Das Ideologierepertoire der Maccabi-Fans stammt vom Kahanismus – der zionistischen Erscheinungsform des Faschismus, der durch die radikale Siedlerbewegung politische und kulturelle Hegemonie in der israelischen Gesellschaft erlangt hat. Die Ultras von Beitar Jerusalem, La Familia, feiern seit Jahrzehnten Meir Kahane. Der US-amerikanische Rabbiner war Begründer des Kahanismus, der Jewish Defense League und – nachdem er seinen Hauptsitz 1971 nach Israel verlagert hatte – von Kach (dem Vorgänger der Partei von Polizeiminister Itamar Ben-Gvir, Otzma Jehudit) sowie militanten faschistischen Organisationen, die für Bombenanschläge, Morde und andere Gewaltakte verantwortlich zeichnen.
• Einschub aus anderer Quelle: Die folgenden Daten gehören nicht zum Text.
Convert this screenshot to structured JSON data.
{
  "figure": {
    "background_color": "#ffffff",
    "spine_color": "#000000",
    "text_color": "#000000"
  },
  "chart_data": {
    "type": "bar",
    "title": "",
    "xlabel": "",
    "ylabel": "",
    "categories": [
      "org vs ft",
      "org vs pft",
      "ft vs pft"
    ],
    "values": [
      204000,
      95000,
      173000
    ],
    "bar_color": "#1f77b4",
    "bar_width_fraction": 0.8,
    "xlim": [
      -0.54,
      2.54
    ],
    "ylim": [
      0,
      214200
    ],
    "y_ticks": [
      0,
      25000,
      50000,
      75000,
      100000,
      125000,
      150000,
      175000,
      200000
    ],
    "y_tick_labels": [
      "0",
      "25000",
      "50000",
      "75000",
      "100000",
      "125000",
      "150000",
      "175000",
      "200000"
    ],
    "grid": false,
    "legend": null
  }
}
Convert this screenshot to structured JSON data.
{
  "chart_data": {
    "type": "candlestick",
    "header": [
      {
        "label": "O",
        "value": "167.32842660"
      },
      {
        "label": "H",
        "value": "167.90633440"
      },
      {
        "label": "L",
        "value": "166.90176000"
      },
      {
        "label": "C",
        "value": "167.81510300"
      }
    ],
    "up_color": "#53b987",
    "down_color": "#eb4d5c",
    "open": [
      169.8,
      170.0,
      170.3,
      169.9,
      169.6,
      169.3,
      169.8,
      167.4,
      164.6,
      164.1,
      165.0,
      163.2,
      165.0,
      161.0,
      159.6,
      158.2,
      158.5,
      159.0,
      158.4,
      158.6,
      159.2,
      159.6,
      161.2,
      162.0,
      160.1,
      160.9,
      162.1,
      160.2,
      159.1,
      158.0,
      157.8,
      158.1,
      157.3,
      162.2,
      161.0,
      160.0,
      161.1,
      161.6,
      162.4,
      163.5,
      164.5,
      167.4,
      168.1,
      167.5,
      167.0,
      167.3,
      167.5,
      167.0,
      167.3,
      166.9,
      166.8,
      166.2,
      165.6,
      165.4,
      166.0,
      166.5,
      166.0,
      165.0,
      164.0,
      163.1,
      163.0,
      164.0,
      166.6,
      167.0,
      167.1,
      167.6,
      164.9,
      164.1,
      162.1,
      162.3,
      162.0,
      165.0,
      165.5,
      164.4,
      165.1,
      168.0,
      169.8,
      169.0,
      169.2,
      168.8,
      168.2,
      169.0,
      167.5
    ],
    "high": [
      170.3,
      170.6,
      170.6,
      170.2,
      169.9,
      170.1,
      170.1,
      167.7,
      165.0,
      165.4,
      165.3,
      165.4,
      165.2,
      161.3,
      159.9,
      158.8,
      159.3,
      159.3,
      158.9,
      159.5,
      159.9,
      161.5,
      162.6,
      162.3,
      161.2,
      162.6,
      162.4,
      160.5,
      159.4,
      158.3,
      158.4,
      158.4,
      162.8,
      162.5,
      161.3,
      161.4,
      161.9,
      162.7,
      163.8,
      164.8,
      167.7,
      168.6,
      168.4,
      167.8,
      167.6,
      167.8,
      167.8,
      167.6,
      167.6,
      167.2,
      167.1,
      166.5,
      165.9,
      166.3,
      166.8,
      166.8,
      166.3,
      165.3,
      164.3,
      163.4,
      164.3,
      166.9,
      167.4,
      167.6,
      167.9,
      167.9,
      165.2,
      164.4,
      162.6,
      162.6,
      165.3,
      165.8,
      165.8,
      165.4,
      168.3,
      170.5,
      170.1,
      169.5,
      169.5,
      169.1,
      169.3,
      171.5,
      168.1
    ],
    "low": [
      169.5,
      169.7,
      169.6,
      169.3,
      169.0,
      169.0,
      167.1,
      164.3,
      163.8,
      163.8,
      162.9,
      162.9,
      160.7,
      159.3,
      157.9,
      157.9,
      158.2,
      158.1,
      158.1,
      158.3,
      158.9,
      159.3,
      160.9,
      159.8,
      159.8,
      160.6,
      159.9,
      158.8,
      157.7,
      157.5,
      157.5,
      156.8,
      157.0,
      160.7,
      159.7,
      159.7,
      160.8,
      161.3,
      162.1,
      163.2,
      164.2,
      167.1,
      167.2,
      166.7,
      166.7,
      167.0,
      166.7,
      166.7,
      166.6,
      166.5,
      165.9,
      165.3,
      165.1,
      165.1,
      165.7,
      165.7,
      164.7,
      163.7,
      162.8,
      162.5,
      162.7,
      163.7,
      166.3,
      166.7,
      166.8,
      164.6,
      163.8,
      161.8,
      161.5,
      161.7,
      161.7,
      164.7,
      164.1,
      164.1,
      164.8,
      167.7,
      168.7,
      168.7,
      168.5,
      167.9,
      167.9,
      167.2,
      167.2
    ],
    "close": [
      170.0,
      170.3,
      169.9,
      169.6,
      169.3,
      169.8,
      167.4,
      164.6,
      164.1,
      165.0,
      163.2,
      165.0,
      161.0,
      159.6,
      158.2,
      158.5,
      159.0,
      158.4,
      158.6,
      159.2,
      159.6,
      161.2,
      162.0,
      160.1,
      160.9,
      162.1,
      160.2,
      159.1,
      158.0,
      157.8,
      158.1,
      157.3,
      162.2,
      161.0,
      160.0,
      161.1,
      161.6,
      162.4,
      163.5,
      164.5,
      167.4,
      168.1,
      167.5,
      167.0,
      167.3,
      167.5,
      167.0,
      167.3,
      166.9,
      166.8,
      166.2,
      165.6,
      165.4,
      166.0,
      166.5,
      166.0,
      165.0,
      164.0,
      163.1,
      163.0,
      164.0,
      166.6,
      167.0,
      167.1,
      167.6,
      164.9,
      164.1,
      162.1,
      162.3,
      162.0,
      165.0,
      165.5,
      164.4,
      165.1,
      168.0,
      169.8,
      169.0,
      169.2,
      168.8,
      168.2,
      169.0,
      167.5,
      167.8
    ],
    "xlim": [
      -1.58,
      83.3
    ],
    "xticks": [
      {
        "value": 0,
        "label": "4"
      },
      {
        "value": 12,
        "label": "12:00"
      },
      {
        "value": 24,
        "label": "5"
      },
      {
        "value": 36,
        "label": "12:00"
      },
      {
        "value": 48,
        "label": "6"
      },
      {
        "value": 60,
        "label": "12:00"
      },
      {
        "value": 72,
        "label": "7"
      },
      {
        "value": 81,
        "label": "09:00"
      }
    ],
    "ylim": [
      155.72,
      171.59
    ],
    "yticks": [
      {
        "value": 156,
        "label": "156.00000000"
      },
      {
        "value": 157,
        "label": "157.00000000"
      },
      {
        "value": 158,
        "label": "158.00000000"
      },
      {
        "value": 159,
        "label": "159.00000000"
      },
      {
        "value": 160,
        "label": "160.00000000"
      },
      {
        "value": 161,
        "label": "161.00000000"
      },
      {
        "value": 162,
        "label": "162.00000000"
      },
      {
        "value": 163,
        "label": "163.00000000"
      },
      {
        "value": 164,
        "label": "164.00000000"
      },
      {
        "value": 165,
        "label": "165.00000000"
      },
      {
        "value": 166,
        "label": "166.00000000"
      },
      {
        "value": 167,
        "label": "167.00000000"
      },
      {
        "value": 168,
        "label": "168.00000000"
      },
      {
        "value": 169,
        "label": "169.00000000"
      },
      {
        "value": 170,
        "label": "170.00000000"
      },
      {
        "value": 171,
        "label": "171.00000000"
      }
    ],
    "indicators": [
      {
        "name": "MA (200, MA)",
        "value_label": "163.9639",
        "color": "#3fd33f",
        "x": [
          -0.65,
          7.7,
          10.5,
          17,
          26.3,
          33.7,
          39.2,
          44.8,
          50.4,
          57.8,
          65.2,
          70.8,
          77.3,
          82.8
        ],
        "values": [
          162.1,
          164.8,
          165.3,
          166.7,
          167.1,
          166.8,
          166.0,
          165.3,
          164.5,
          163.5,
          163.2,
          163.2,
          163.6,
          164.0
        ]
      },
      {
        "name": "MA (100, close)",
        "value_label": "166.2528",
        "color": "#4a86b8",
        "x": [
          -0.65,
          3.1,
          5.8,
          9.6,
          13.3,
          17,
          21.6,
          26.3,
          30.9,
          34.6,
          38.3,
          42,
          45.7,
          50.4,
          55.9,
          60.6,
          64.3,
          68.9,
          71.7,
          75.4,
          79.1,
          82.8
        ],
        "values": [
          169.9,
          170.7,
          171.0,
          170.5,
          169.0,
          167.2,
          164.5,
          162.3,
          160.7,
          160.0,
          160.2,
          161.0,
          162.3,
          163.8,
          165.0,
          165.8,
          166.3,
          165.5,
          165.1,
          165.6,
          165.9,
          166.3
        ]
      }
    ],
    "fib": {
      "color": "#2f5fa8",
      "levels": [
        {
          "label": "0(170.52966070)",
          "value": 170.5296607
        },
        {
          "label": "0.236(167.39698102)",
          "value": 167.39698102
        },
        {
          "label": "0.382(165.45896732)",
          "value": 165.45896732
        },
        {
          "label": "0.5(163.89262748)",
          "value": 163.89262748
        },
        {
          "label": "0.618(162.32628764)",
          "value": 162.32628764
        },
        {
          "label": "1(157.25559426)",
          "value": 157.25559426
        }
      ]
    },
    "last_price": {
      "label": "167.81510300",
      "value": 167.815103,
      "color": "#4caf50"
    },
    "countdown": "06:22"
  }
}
Dass auch viele Maccabi-Fanatics glühende Kahanisten sind – daran lassen sie in ihren Hasschören keinen Zweifel: »Wir werden jeden Kommunisten, der hierher kommt, auf dem Marktplatz aufhängen«, drohen sie dem Todfeind Nummer eins aller Faschisten. Aus der Maccabi-Fanblase rekrutieren sich auch Schlägertrupps für Israels Premier Benjamin Netanjahu: 2020 ging bei Protesten gegen die Korruption von dessen Regierung eine Hooligan-Horde in Tel Aviv mit Stühlen, Flaschen und Pfefferspray auf linke Oppositionelle los, fünf von ihnen mussten im Krankenhaus behandelt werden, wie die israelische Seite Walla.co.il damals berichtete.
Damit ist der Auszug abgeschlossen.